A verdade é que a pandemia nos enfurnou em precários espaços de entretenimento, nos quais nossas residências se transformaram, no contexto da ameaça causada por um vírus incansável, que segue ceifando vidas apesar do significativo avanço da imunização pela vacinação.
Mas apesar dele, amanhã há de ser outro dia. Poderia ter sido esse o slogan do “espetáculo da música” dedicado a George Gerhwin.

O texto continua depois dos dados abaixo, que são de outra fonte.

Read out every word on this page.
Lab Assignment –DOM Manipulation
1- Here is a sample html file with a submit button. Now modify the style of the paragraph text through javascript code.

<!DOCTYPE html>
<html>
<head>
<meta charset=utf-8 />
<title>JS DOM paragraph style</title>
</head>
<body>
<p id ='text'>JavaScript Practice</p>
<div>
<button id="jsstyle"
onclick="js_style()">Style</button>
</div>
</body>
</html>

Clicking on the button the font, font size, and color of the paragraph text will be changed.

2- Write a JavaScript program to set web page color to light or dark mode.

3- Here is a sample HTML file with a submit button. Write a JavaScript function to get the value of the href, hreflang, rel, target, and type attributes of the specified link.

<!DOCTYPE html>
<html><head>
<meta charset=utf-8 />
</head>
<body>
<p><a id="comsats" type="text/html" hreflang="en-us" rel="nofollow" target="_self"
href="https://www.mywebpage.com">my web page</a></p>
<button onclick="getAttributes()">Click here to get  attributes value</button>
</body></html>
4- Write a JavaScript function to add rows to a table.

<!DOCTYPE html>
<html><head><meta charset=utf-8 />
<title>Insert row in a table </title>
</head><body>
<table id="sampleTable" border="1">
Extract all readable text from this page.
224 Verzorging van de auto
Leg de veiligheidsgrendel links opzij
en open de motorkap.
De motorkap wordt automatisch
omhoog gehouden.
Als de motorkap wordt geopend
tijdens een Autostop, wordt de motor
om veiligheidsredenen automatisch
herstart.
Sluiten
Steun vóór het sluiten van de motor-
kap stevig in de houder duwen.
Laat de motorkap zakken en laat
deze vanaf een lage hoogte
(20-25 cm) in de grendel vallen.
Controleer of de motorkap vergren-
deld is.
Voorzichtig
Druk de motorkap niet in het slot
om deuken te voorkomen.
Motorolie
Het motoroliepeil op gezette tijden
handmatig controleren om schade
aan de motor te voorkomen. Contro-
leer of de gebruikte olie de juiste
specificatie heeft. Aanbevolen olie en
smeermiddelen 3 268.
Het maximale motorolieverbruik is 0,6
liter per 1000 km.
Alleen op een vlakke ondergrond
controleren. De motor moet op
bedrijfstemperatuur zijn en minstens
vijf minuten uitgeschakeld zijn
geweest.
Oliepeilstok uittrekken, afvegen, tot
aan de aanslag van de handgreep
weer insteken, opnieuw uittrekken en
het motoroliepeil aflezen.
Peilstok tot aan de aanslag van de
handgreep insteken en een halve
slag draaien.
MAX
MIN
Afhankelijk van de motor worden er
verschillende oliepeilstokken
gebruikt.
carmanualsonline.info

Diria ainda que, a metáfora mais representativa dessa síntese foi produzida pela dinâmica do próprio evento, ao longo das atrações que fizeram a transição da segunda para a terceira noite.
Quando o espetacular Hamilton de Holanda sucedeu o chorinho de Dudu Maia, a tristeza, em seu sentido estético – por assim dizer –, tomou conta de vez do ambiente.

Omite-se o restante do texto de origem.